Exploring the Limits of Semantic Image Compression at Micro-bits per Pixel
Jordan Dotzel, Bahaa Kotb, James Dotzel, Mohamed Abdelfattah, Zhiru Zhang
TL;DR
This paper investigates the lower limits of semantic image compression by using GPT-4V as the encoder and DALL-E3 as the decoder, augmented with an iterative reflection mechanism to refine outputs. It demonstrates near-$100 μbpp$ semantic compression at $1024×1024$ resolutions, with up to $10{,}000×$ smaller representations than JPEG. The study highlights that higher resolutions scale sub-linearly in semantic content and discusses practical benefits for large-scale data transmission in collaborative virtual environments.
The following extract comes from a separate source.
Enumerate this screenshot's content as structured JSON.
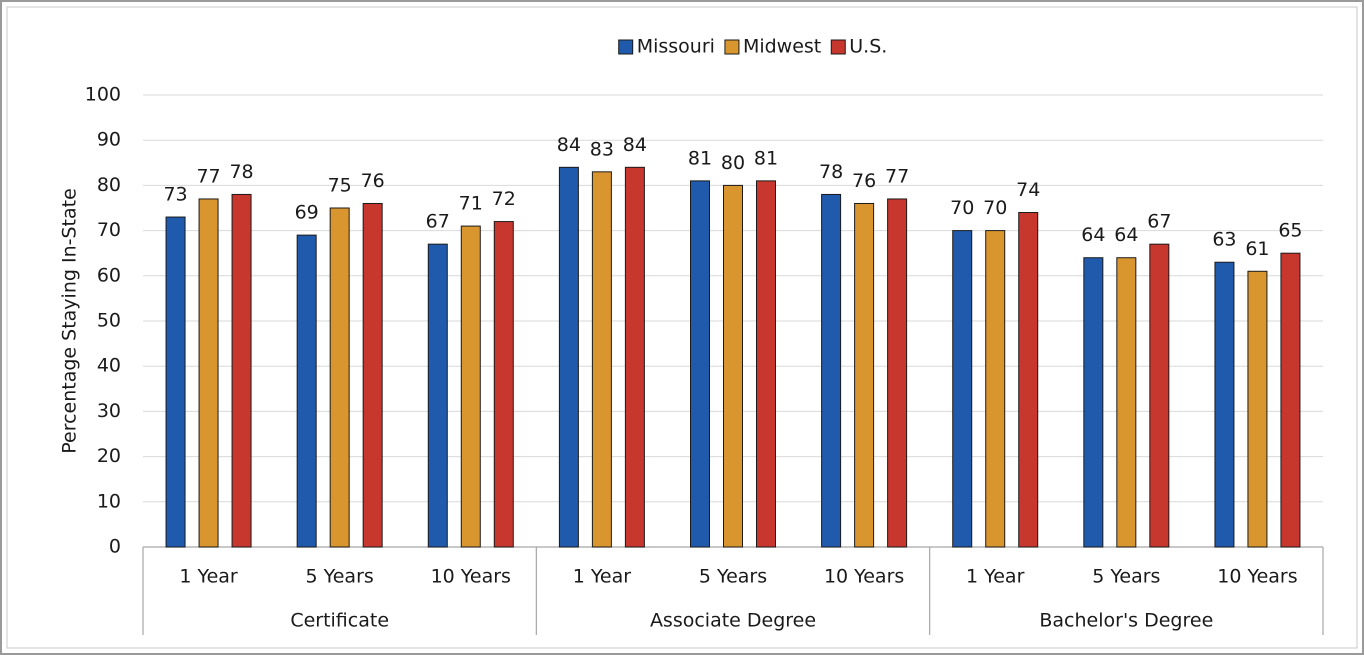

It also identifies limitations in object orientation, color consistency, and occasional hallucinations, suggesting that future gains will come from improved descriptive fidelity and independent editing capabilities.
Abstract
Traditional methods, such as JPEG, perform image compression by operating on structural information, such as pixel values or frequency content. These methods are effective to bitrates around one bit per pixel (bpp) and higher at standard image sizes. In contrast, text-based semantic compression directly stores concepts and their relationships using natural language, which has evolved with humans to efficiently represent these salient concepts. These methods can operate at extremely low bitrates by disregarding structural information like location, size, and orientation. In this work, we use GPT-4V and DALL-E3 from OpenAI to explore the quality-compression frontier for image compression and identify the limitations of current technology. We push semantic compression as low as 100 $μ$bpp (up to $10,000\times$ smaller than JPEG) by introducing an iterative reflection process to improve the decoded image. We further hypothesize this 100 $μ$bpp level represents a soft limit on semantic compression at standard image resolutions.